O rapaz nascido na Zona Norte do Rio e criado em Copacabana era jogador de basquete, de hóquei sobre patins e um pândego. Alto e bonitão, Paulo Gomes de Paiva Barata Ribeiro Fortes nasceu no dia 7 de fevereiro de 1923, em família onde a música era uma constante. Cresceu entoando serestas com o pai, que na vida civil era engenheiro e astrônomo, mas que tinha alma de músico. O menino estreou aos onze anos cantando em público num concurso radiofônico – e faturou o primeiro prêmio, que era um cãozinho fox-terrier. Seu nome artístico: Paulo Fortes.
O centenário do nascimento da mais popular e adorada figura do mundo lírico brasileiro acaba de transcorrer em meio a relativamente poucas manifestações se levarmos em consideração a sua importância. A Rádio MEC do Rio fez uma série de programas comemorativos, algumas ótimas lives na internet lembraram a trajetória do cantor. Mas Paulo merece muito mais.
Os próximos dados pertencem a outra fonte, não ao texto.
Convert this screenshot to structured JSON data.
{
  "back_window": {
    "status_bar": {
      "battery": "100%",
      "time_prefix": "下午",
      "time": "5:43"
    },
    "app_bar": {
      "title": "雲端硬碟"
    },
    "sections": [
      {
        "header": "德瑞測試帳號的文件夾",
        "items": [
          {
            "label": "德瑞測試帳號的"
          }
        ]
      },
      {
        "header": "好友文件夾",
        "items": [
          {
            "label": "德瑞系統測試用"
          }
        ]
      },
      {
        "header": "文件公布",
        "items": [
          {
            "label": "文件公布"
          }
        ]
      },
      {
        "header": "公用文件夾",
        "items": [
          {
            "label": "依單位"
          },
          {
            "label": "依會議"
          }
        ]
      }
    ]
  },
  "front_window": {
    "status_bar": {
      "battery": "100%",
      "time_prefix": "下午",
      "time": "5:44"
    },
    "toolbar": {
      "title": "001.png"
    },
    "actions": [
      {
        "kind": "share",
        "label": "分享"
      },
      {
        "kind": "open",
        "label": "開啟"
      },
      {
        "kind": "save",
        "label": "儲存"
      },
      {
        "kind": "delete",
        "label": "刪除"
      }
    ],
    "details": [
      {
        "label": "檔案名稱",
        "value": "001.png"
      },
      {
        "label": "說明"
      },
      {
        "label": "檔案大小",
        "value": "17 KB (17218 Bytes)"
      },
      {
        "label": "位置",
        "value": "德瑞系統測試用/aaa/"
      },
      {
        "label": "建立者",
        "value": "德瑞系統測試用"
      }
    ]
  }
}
Outro Paulo, o Szot, nosso maior nome na ópera mundial nos dias de hoje, credita a Fortes o empurrão para a carreira. “Ele foi uma influência enorme ”, conta o barítono. “Infelizmente, não o vi cantar ao vivo, mas conhecia suas gravações. Foi Paulo quem me selecionou na eliminatória do concurso Pavarotti. Fui para a semifinal, cantei para o próprio Pavarotti no Rio de Janeiro em janeiro de 1995. Talvez, tenha sido por causa dessa validação tão importante, para um jovem de 25 anos, que eu tenha realmente acreditado que eu poderia me tornar um cantor de ópera. Paulo Fortes foi e será o nosso maior de todos!”.
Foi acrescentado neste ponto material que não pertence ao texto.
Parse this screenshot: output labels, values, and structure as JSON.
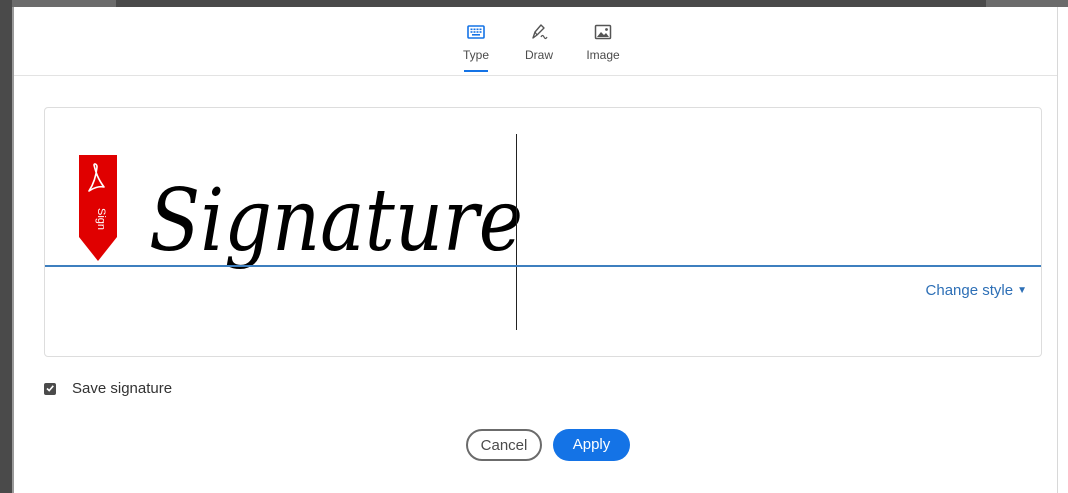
{
  "tabs": [
    {
      "label": "Type",
      "icon": "keyboard-icon",
      "active": true
    },
    {
      "label": "Draw",
      "icon": "pen-draw-icon",
      "active": false
    },
    {
      "label": "Image",
      "icon": "image-icon",
      "active": false
    }
  ],
  "signature": {
    "typed_text": "Signature",
    "flag_label": "Sign",
    "flag_icon": "acrobat-icon",
    "change_style_label": "Change style",
    "change_style_icon": "caret-down-icon"
  },
  "save_signature": {
    "label": "Save signature",
    "checked": true
  },
  "buttons": {
    "cancel_label": "Cancel",
    "apply_label": "Apply"
  },
  "colors": {
    "accent": "#1473e6",
    "flag_red": "#e00000",
    "baseline_blue": "#3d7fbf",
    "link_blue": "#2d6fb6"
  }
}
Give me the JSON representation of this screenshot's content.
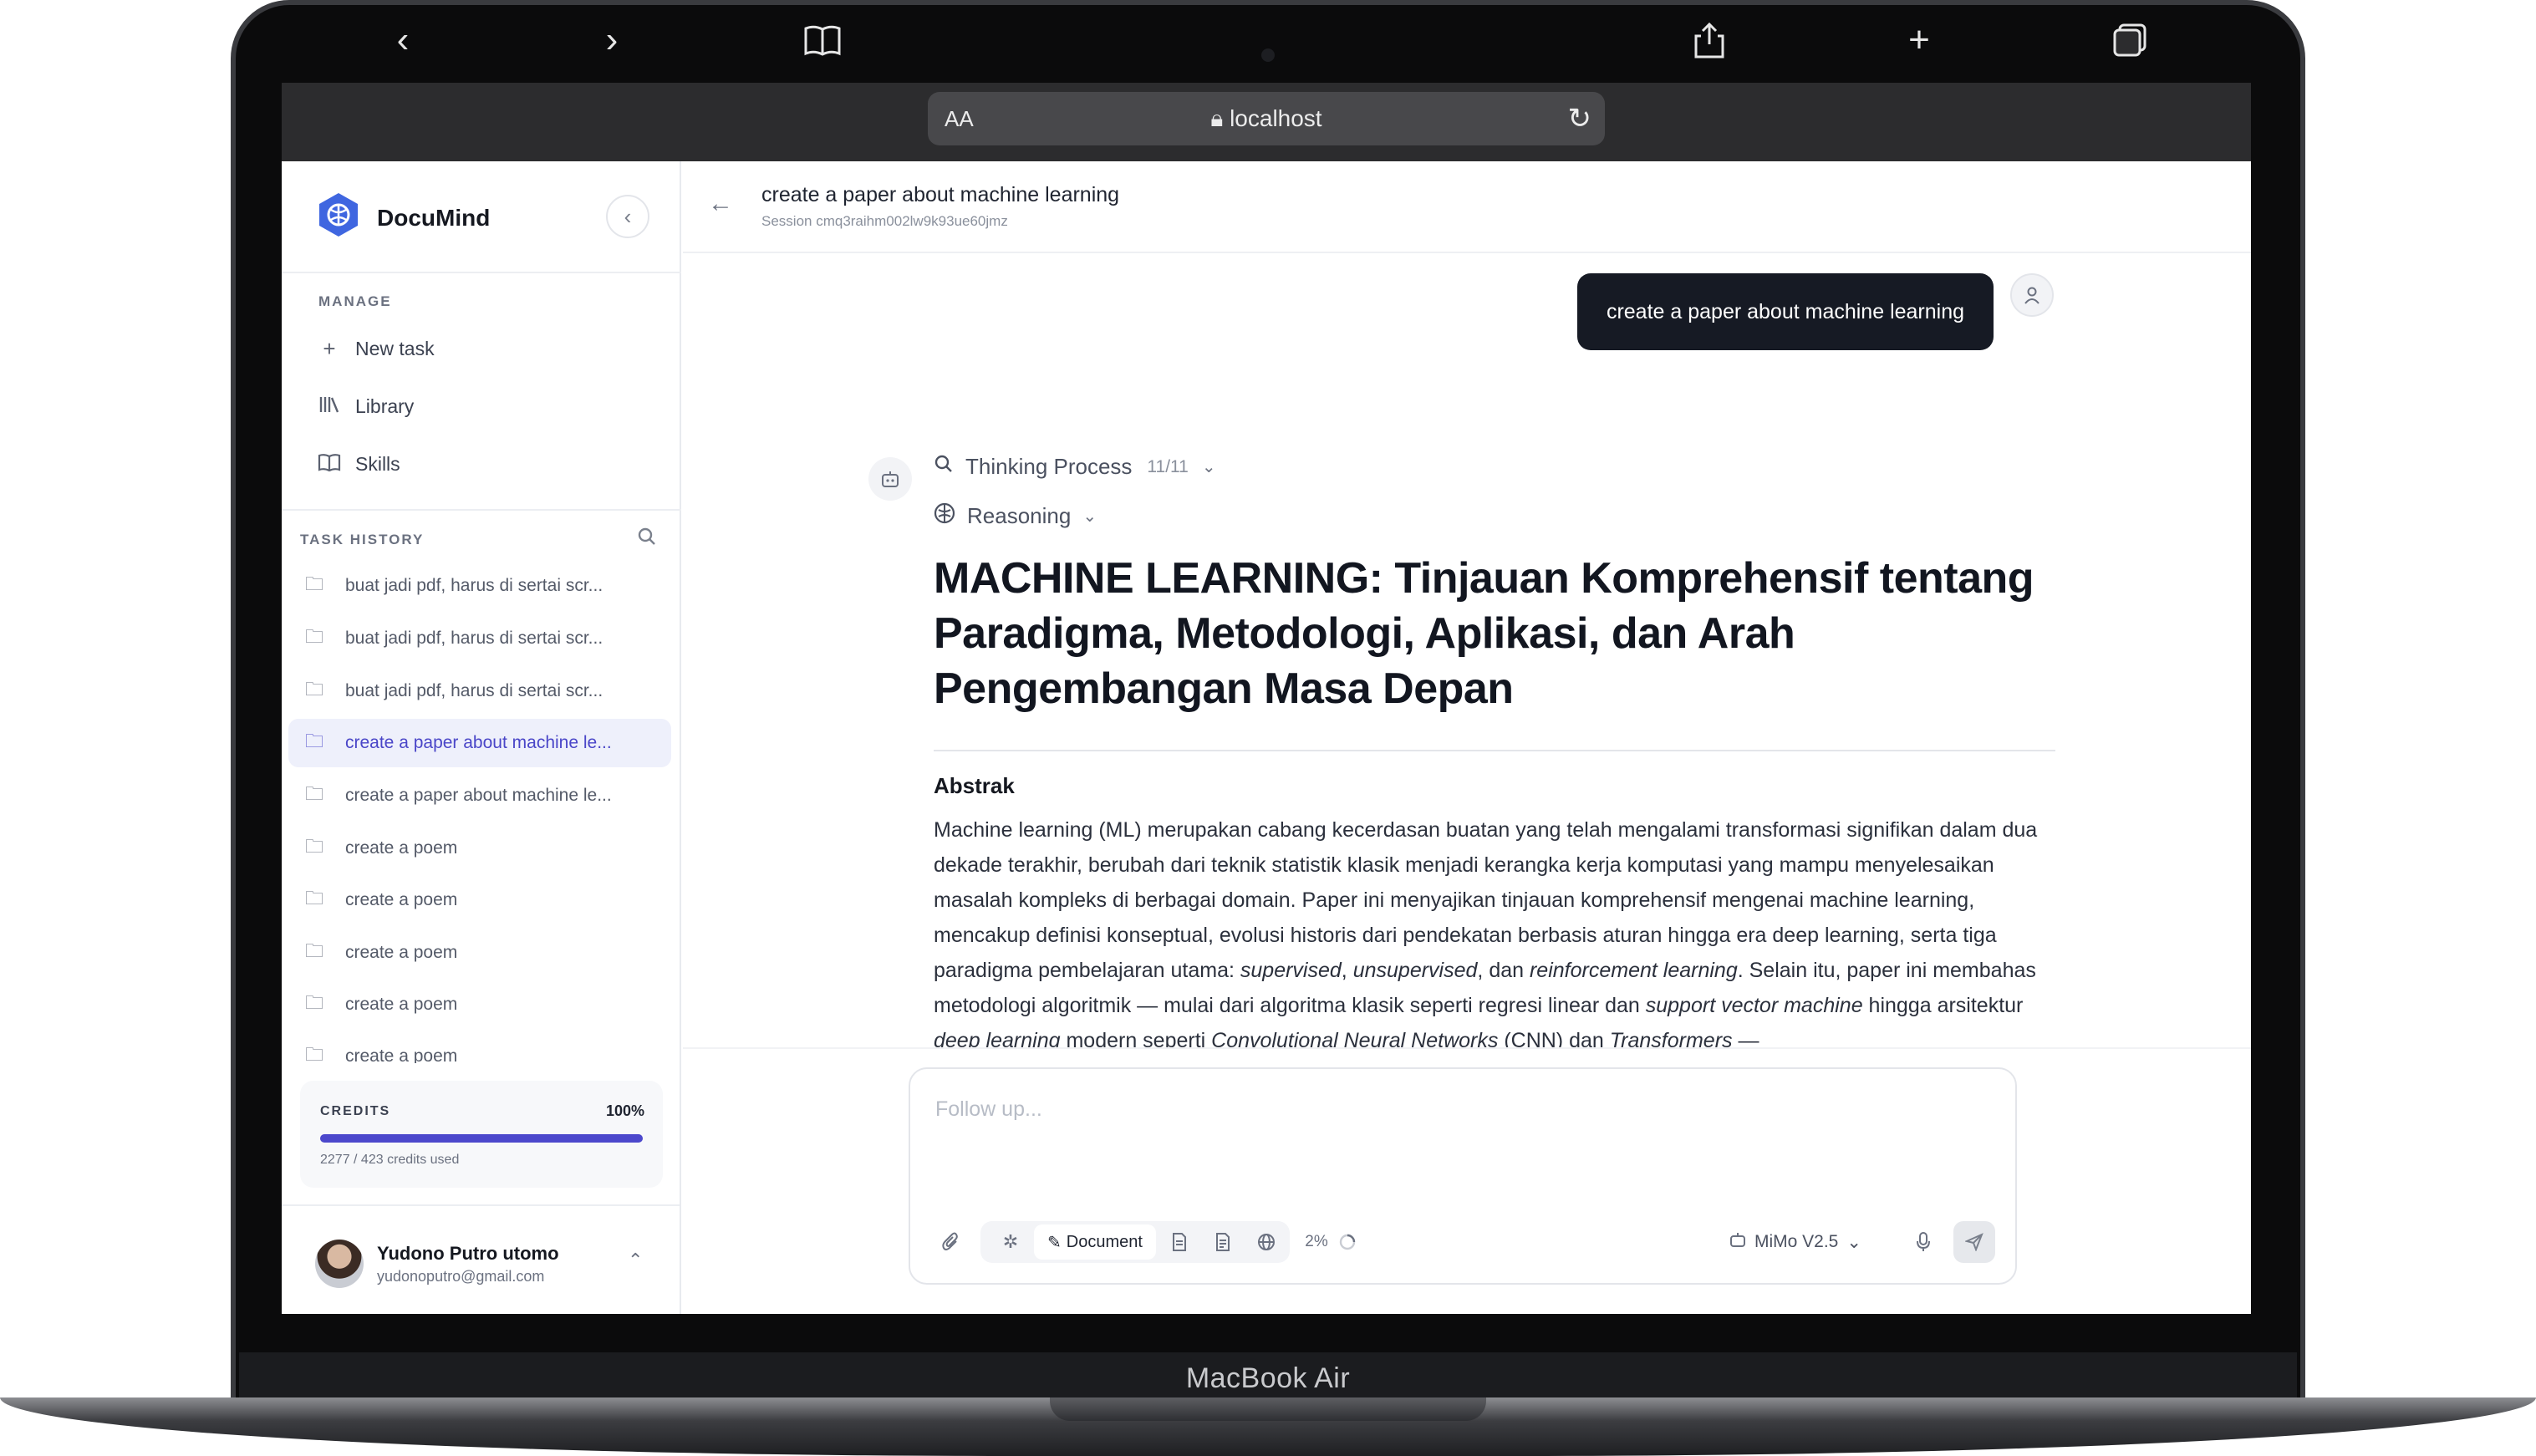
{
  "browser": {
    "aa_label": "AA",
    "url": "localhost"
  },
  "device": {
    "brand": "MacBook Air"
  },
  "sidebar": {
    "app_name": "DocuMind",
    "manage_label": "MANAGE",
    "manage_items": [
      {
        "label": "New task",
        "icon": "plus-icon"
      },
      {
        "label": "Library",
        "icon": "library-icon"
      },
      {
        "label": "Skills",
        "icon": "book-icon"
      }
    ],
    "history_label": "TASK HISTORY",
    "history": [
      {
        "label": "buat jadi pdf, harus di sertai scr..."
      },
      {
        "label": "buat jadi pdf, harus di sertai scr..."
      },
      {
        "label": "buat jadi pdf, harus di sertai scr..."
      },
      {
        "label": "create a paper about machine le...",
        "active": true
      },
      {
        "label": "create a paper about machine le..."
      },
      {
        "label": "create a poem"
      },
      {
        "label": "create a poem"
      },
      {
        "label": "create a poem"
      },
      {
        "label": "create a poem"
      },
      {
        "label": "create a poem"
      }
    ],
    "credits": {
      "label": "CREDITS",
      "percent_label": "100%",
      "fill_fraction": 1.0,
      "used": "2277 / 423 credits used"
    },
    "user": {
      "name": "Yudono Putro utomo",
      "email": "yudonoputro@gmail.com"
    }
  },
  "main": {
    "title": "create a paper about machine learning",
    "session": "Session cmq3raihm002lw9k93ue60jmz",
    "user_message": "create a paper about machine learning",
    "thinking": {
      "label": "Thinking Process",
      "count": "11/11"
    },
    "reasoning": {
      "label": "Reasoning"
    },
    "doc_title": "MACHINE LEARNING: Tinjauan Komprehensif tentang Paradigma, Metodologi, Aplikasi, dan Arah Pengembangan Masa Depan",
    "abstract_heading": "Abstrak",
    "abstract_part1": "Machine learning (ML) merupakan cabang kecerdasan buatan yang telah mengalami transformasi signifikan dalam dua dekade terakhir, berubah dari teknik statistik klasik menjadi kerangka kerja komputasi yang mampu menyelesaikan masalah kompleks di berbagai domain. Paper ini menyajikan tinjauan komprehensif mengenai machine learning, mencakup definisi konseptual, evolusi historis dari pendekatan berbasis aturan hingga era deep learning, serta tiga paradigma pembelajaran utama: ",
    "abstract_supervised": "supervised",
    "abstract_unsupervised": "unsupervised",
    "abstract_dan": ", dan ",
    "abstract_reinforcement": "reinforcement learning",
    "abstract_part2": ". Selain itu, paper ini membahas metodologi algoritmik — mulai dari algoritma klasik seperti regresi linear dan ",
    "abstract_svm": "support vector machine",
    "abstract_part3": " hingga arsitektur ",
    "abstract_deep": "deep learning",
    "abstract_part4": " modern seperti ",
    "abstract_cnn": "Convolutional Neural Networks",
    "abstract_part5": " (CNN) dan ",
    "abstract_transformers": "Transformers",
    "abstract_part6": " —",
    "input_placeholder": "Follow up...",
    "document_button": "Document",
    "progress": "2%",
    "model": "MiMo V2.5"
  }
}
A carreira do jovem Fortes começou oficialmente em 1945. Aos 22 anos, já tinha passado por palcos informais e era pupilo da mezzo Gabriella Besanzoni, a diva do Parque Lage. Como acontece muitas vezes no mundo lírico, a grande chance acabou acontecendo em outubro de 1945 ao substituir o americano Leonard Warren numa montagem de La Traviata. “Conta-se que ele foi barrado na entrada dos artistas”, lembra o economista Sergio Fortes, um dos dois filhos de Paulo. “Era um menino, mas adentrou o Municipal e começou uma carreira espetacular.”
Espetacular em todos os sentidos, a carreira de Paulo só não foi internacional. “Ele morria de medo de avião; e era, também, o mais carioca de todos, não queria morar em nenhum outro lugar.” Apesar da maior parte de seus 80 papeis ter sido feita no Municipal do Rio – que ele considerava sua casa –, cantou com os maiores nomes de seu tempo. “Papai era louco pela Tebaldi, com quem se apresentou em 1954 aqui no Rio; fã ardoroso de Björling, Gigli, del Monaco. Mas a voz mais bonita do mundo, para ele, era a de Di Stefano”, revela Sérgio. Um dos poucos papeis importantes do registro que Paulo nunca fez foi – incrivelmente – Don Giovanni. “Papai evitava papeis muito pesados, puxados para o grave. Mas seu Rigoletto em São Paulo e na Colômbia ficou na história”. Dos brasileiros, Paulo admirava principalmente Assis Pacheco e Agnes Ayres.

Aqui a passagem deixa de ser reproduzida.